Mais il y a quelques semaines, Nath s'était inquiétée. En allant nourrir les chats de l'hôpital, elle était tombée sur Dimitri et avait tenté de l'amadouer tout en l'observant. Verdict : Dimitri
n'avait pas de tatouage dans l'oreille. Question immédiate : s'il n'est pas tatoué, et-il castré ? A priori nous savions que les chats évoluant autour de "neuro" étaient pris en charge par une
autre association que les
Amis du chat de Cabestany : peut-être cette association se contentait-elle de stériliser sans identifier ?

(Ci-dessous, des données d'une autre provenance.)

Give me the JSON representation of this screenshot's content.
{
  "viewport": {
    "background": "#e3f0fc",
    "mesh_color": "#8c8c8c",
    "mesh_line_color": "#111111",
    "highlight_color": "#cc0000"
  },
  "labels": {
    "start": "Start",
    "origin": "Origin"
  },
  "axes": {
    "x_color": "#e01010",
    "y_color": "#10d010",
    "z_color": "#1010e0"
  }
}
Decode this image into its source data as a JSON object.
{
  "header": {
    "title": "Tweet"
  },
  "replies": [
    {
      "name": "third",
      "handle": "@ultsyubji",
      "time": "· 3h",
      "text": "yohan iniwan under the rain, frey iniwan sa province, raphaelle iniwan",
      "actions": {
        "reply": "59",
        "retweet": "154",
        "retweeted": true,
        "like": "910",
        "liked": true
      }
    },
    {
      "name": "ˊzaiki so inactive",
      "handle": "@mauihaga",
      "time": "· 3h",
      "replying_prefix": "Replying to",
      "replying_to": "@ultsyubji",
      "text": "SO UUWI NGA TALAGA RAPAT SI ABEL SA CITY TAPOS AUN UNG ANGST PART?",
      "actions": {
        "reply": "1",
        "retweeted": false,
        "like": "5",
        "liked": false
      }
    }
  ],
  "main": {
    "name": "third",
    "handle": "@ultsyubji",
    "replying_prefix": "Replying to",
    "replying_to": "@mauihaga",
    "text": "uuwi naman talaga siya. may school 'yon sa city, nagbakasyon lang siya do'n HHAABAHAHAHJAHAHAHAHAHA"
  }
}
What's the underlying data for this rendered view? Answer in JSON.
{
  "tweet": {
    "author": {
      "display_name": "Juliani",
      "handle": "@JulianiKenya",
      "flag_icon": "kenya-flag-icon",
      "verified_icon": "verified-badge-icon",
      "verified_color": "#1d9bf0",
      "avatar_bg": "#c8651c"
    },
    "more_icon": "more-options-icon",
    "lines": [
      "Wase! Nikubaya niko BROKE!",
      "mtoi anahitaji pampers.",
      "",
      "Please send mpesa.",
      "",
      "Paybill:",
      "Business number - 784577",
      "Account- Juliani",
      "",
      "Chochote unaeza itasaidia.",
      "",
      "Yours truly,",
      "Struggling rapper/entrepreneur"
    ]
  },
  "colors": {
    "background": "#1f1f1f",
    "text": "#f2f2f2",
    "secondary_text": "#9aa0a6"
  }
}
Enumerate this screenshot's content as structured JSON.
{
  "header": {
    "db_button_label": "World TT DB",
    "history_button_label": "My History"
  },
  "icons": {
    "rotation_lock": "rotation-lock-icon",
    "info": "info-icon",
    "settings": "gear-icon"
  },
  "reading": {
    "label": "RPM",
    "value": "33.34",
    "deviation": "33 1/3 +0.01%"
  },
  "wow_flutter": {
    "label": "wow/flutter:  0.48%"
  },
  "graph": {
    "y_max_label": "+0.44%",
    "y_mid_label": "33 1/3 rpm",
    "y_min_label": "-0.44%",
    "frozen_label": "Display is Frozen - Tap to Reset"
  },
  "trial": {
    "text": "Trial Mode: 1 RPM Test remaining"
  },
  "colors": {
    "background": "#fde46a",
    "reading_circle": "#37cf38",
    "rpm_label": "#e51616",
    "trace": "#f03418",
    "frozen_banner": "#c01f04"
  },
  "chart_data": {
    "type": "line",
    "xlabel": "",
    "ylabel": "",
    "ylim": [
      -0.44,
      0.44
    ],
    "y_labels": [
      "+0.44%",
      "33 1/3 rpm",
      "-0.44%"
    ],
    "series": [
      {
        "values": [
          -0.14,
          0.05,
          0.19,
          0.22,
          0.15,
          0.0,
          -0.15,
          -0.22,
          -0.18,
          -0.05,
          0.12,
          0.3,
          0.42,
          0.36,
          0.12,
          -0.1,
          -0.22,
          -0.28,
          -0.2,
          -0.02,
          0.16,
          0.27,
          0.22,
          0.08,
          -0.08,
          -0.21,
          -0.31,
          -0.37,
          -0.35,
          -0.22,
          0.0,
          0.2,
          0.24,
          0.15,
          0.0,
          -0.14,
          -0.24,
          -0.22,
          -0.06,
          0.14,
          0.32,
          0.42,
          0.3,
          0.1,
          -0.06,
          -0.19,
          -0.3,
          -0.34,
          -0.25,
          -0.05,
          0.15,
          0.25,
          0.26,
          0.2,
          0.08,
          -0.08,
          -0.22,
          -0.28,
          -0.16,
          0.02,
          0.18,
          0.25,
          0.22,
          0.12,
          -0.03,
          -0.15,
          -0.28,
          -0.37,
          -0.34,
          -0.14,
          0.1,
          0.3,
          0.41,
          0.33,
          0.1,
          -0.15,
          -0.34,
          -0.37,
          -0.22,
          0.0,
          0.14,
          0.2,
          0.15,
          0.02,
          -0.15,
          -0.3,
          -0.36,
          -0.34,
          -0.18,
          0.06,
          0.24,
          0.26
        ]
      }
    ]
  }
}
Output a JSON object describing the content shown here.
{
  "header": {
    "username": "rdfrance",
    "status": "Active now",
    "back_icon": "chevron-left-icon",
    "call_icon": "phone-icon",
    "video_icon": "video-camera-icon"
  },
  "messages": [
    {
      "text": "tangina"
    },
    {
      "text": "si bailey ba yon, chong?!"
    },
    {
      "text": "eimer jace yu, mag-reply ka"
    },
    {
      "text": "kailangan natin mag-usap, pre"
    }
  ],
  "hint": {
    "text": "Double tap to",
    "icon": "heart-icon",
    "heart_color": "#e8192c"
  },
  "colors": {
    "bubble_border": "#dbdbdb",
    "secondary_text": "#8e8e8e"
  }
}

Hier, lors d'une rencontre avec Irène et Nathalie, infirmières au service "endocrino", j'ai eu confirmation : Dimitri n'a non seulement pas été identifié mais il n'a jamais été castré. Le fait
que Dimitri n'ait jamais été castré me permet certes de comprendre pourquoi ce furieux besoin de sortie, ce besoin de quitter au bout de 3 semaines sa chambre de sociabilisation et ce confort
qu'il semblait tant apprécier, en voyant mes chats évoluer sous sa fenêtre dans le jardin. Mais loin de me rassurer quant à l'échec de l'expérience avec Dimitri, cette révélation ne fait
qu'accroître ma culpabilité. Durant 3 semaines, je l'ai caressé, je lui ai donné à manger à la main, je l'ai vu, couché sur un lit de la maison, et pourtant, pas un instant je n'ai remarqué son
absence de tatouage, et pire encore, qu'il n'était pas castré! Le poil mi-long angora n'est pas une excuse. Comment ai-je pu ainsi passer à côté de cet état de fait ?
Quel énorme gachis !
Ce matin, vers 9 heures, j'ai revu Dimitri, profitant des premiers rayons de soleil d'une matinée estivale. Il s'est rapidement enfui à mon approche, se réfugiant derrière les grilles du centre de
transfusion sanguine où il vit désormais avec plusieurs mâles. Je l'ai trouvé fatigué, amaigri, et son magnifique poils blanc angora est désormais bien sale et bien terne... le sort de Dimitri n'a
pas fini de me hanter... s'y ajoute désormais une lourde culpabilité...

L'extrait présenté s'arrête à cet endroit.